Most discussion about the possibility of secular stagnation has focused on US data, partly because most of the new secular stagnationists are American, partly because the data are easier to work with. But as Izabella Kaminska and James Mackintosh point out, the euro area seems closer to Japanification than the US. So are there structural changes in Europe that arguably will lead to persistently lower demand unless offset by policy?

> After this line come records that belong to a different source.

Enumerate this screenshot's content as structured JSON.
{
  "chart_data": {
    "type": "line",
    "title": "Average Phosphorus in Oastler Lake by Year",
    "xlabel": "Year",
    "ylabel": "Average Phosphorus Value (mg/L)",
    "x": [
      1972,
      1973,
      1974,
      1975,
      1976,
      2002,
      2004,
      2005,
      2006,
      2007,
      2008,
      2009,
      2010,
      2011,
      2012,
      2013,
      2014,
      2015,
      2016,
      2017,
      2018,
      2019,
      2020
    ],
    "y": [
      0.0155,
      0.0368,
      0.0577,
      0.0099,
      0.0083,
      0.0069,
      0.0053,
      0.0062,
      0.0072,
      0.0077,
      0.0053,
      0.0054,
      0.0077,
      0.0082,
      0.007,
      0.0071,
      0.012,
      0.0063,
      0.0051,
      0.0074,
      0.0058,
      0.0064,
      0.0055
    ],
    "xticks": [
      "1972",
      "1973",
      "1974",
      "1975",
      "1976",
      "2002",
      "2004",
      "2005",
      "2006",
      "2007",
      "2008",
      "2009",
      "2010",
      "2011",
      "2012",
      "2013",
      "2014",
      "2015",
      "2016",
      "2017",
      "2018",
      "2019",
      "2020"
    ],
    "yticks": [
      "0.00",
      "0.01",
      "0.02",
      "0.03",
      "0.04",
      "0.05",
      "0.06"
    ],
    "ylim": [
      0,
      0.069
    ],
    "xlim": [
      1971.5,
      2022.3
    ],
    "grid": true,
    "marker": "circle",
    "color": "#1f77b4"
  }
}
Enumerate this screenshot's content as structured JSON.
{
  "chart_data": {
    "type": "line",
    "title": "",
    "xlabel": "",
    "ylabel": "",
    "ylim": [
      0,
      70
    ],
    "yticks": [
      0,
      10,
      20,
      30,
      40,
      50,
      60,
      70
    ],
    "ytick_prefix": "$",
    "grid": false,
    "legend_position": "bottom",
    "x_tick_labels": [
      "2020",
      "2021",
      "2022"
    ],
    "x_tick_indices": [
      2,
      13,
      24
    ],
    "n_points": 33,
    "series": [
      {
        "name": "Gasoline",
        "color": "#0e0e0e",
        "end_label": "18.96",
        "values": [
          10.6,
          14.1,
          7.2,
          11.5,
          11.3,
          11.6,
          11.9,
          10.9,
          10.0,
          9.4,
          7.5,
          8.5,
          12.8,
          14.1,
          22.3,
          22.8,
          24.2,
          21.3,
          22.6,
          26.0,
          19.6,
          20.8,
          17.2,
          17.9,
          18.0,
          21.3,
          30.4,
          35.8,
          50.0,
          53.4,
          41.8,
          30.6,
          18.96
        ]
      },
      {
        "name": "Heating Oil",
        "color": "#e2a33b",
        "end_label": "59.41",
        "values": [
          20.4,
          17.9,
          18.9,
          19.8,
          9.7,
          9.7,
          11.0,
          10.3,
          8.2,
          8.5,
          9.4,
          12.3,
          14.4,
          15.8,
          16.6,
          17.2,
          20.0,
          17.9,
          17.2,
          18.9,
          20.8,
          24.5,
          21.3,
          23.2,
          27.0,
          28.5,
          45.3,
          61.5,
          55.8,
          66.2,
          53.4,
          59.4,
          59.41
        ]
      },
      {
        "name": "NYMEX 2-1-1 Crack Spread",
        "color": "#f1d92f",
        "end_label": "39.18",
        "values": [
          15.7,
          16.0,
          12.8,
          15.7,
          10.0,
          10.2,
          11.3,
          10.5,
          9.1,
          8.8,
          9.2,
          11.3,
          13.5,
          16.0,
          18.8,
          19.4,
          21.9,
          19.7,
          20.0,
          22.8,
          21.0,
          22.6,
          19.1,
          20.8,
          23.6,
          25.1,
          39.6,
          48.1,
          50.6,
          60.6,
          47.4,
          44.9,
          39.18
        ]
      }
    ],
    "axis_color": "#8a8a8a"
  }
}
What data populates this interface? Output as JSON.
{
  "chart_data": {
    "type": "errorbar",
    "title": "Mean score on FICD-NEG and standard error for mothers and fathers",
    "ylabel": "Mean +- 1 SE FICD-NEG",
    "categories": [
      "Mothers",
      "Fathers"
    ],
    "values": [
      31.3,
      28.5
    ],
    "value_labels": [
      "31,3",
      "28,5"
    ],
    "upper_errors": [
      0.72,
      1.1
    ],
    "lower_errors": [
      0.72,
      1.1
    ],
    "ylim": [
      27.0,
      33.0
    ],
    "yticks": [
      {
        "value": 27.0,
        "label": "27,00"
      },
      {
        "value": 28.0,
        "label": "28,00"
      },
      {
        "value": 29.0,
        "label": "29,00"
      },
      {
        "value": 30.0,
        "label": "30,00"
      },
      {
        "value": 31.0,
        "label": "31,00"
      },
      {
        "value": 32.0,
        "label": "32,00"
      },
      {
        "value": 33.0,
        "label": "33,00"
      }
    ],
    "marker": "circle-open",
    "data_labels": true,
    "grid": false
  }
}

Indeed there are. Start with demography: a falling rate of growth in the working-age population leads, other things equal, to lower investment as a share of GDP, because there is less need to equip workers with new factories, office buildings, houses, etc. And if we look at working-age population for the US, the euro area (EA), and Japan we see that Europe is now where Japan was around 1998, when I and other Japan worriers started talking in earnest about liquidity traps:
Add to this the end of ever-increasing leverage. In the US we focus on how ever-growing household debt was a major source of demand before 2008, which won’t come back; in Europe much the same was going on, but it also makes sense to focus on a different measure, large capital flows to peripheral countries, which won’t come back even if the woes of austerity abate. And these flows were a big part of overall European demand before the crisis:
So with a shrinking working-age population and without the boost to demand caused by the capital-flow bubble, Europe is extremely likely to have a significantly lower natural real rate of interest heading forward than it had in the past. This in turn suggests that it’s a really really bad idea to let inflation drift down, whether or not it turns into outright deflation.